Humor
Why are orphans bad at dad jokes?
Because they don't have a dad to tell them.
So here's Uranus, where's my anus?
Who can jump the highest? Depressed asses, some say they’re still in the air.
I wish my hair was emo so it would cut itself.
Why did the orphan cross the road?
Because there was a dad on the other side.
When you see someone with a double chin that’s sad:
Hey come on, man, keep your chin up. Wait, which one?
My favorite dark joke is orphan jokes. For no apparent reason.
What's the fastest thing on earth?
An Ethiopian with a McDonald's Voucher.
What is an army member's top drink?
WARter.
Are you a building?
Cuz I rate you 9/11.
What's Stephen Hawking's favorite type of car on fire?
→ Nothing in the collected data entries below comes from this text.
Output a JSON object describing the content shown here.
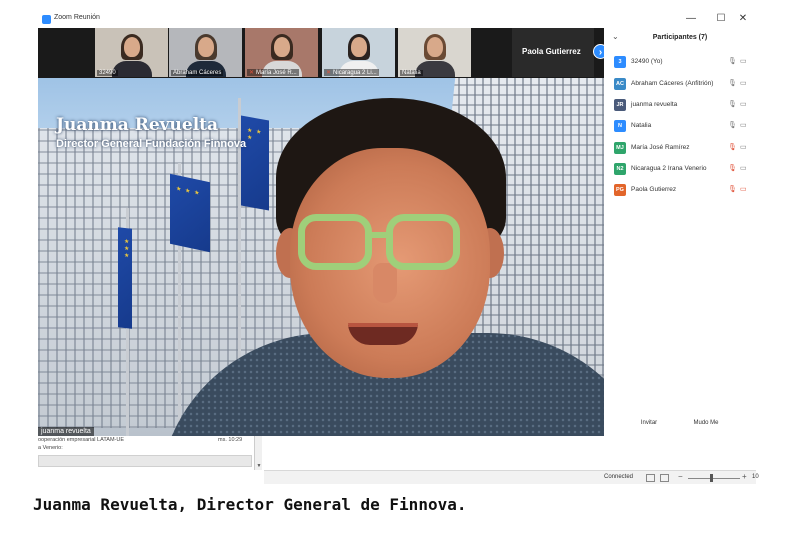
{
  "window": {
    "title": "Zoom Reunión",
    "minimize_glyph": "—",
    "maximize_glyph": "☐",
    "close_glyph": "✕"
  },
  "thumbnails": [
    {
      "name": "32490",
      "muted": false,
      "bg": "#c9c2b8"
    },
    {
      "name": "Abraham Cáceres",
      "muted": false,
      "bg": "#b5b7bb"
    },
    {
      "name": "María José R...",
      "muted": true,
      "bg": "#a8786a"
    },
    {
      "name": "Nicaragua 2 Li...",
      "muted": true,
      "bg": "#c7d3dc"
    },
    {
      "name": "Natalia",
      "muted": false,
      "bg": "#d9d6cf"
    }
  ],
  "active_speaker_tile": {
    "name": "Paola Gutierrez"
  },
  "next_glyph": "›",
  "main_video": {
    "lower_third_name": "Juanma Revuelta",
    "lower_third_title": "Director General Fundación Finnova",
    "label": "juanma revuelta"
  },
  "participants_panel": {
    "title": "Participantes (7)",
    "collapse_glyph": "⌄",
    "participants": [
      {
        "initials": "3",
        "name": "32490 (Yo)",
        "color": "#2d8cff",
        "mic_muted": false,
        "cam_off": false
      },
      {
        "initials": "AC",
        "name": "Abraham Cáceres (Anfitrión)",
        "color": "#3a8ac7",
        "mic_muted": false,
        "cam_off": false
      },
      {
        "initials": "JR",
        "name": "juanma revuelta",
        "color": "#4a5a7a",
        "mic_muted": false,
        "cam_off": false
      },
      {
        "initials": "N",
        "name": "Natalia",
        "color": "#2d8cff",
        "mic_muted": false,
        "cam_off": false
      },
      {
        "initials": "MJ",
        "name": "María José Ramírez",
        "color": "#2fa56b",
        "mic_muted": true,
        "cam_off": false
      },
      {
        "initials": "N2",
        "name": "Nicaragua 2 Irana Venerio",
        "color": "#2fa56b",
        "mic_muted": true,
        "cam_off": false
      },
      {
        "initials": "PG",
        "name": "Paola Gutierrez",
        "color": "#e2652a",
        "mic_muted": true,
        "cam_off": true
      }
    ],
    "invite_label": "Invitar",
    "mute_all_label": "Mudo Me"
  },
  "chat": {
    "line1": "ooperación empresarial LATAM-UE",
    "time": "ms. 10:29",
    "line2": "a Venerio:",
    "scroll_down_glyph": "▼"
  },
  "status_bar": {
    "status": "Connected",
    "zoom_minus": "−",
    "zoom_plus": "+",
    "zoom_level": "10"
  },
  "caption": "Juanma Revuelta, Director General de Finnova."
}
Hot wheels.
What time is it when it turns 13 o'clock?
Time to get a new watch.
When you went to an ugly competition, the judges said, "No professionals allowed."
Kid: I forgot to flush the toilet, sorry I just forgot.
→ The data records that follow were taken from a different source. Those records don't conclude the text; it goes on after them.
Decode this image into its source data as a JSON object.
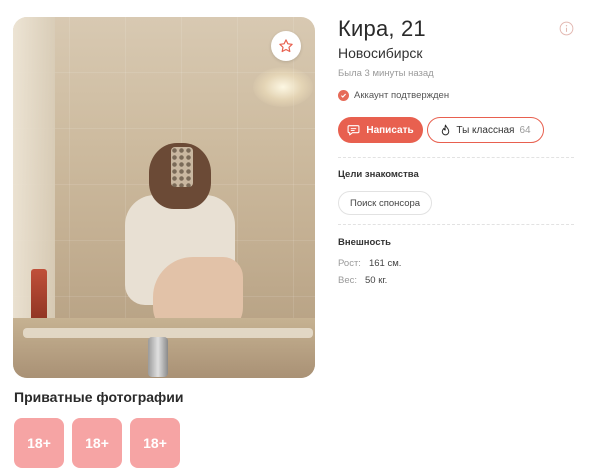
{
  "profile": {
    "name_age": "Кира, 21",
    "city": "Новосибирск",
    "last_seen": "Была 3 минуты назад",
    "verified_label": "Аккаунт подтвержден"
  },
  "actions": {
    "write_label": "Написать",
    "like_label": "Ты классная",
    "like_count": "64"
  },
  "goals": {
    "title": "Цели знакомства",
    "chips": [
      "Поиск спонсора"
    ]
  },
  "appearance": {
    "title": "Внешность",
    "rows": [
      {
        "key": "Рост:",
        "value": "161 см."
      },
      {
        "key": "Вес:",
        "value": "50 кг."
      }
    ]
  },
  "private_photos": {
    "title": "Приватные фотографии",
    "tiles": [
      "18+",
      "18+",
      "18+"
    ]
  },
  "icons": {
    "favorite": "star-icon",
    "info": "info-icon",
    "verified": "check-icon",
    "write": "chat-bubble-icon",
    "like": "flame-icon"
  },
  "colors": {
    "accent": "#e8604f",
    "private_tile": "#f6a4a4"
  }
}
Adult: Just like your parents forgot YOU 🤣🤣🤣🤣🤣
Imagine Africans during a solar eclipse...
What do you call a vagina with teeth?
A vicious cunt.
A farmer artificially impregnated a cow. The cow said to another cow, "It's a miracle, I'm pregnant." The other cow said, "That's impossible, it's only us cows in the field, you must be joking." The first cow said, "Nope, I'm serious... no bull!"
These orphan jokes are getting old. I mean, seriously, haven't you got something better to tell?
A farmer walks into his bedroom with his wife in bed with a sheep under his arm and says, "This is the pig I'm fucking." She says, "You idiot, that's a sheep!" He says, "Shut up, I wasn't talking to you."
What time is bedtime at Michael Jackson’s house?
When the big hand touches the little hand.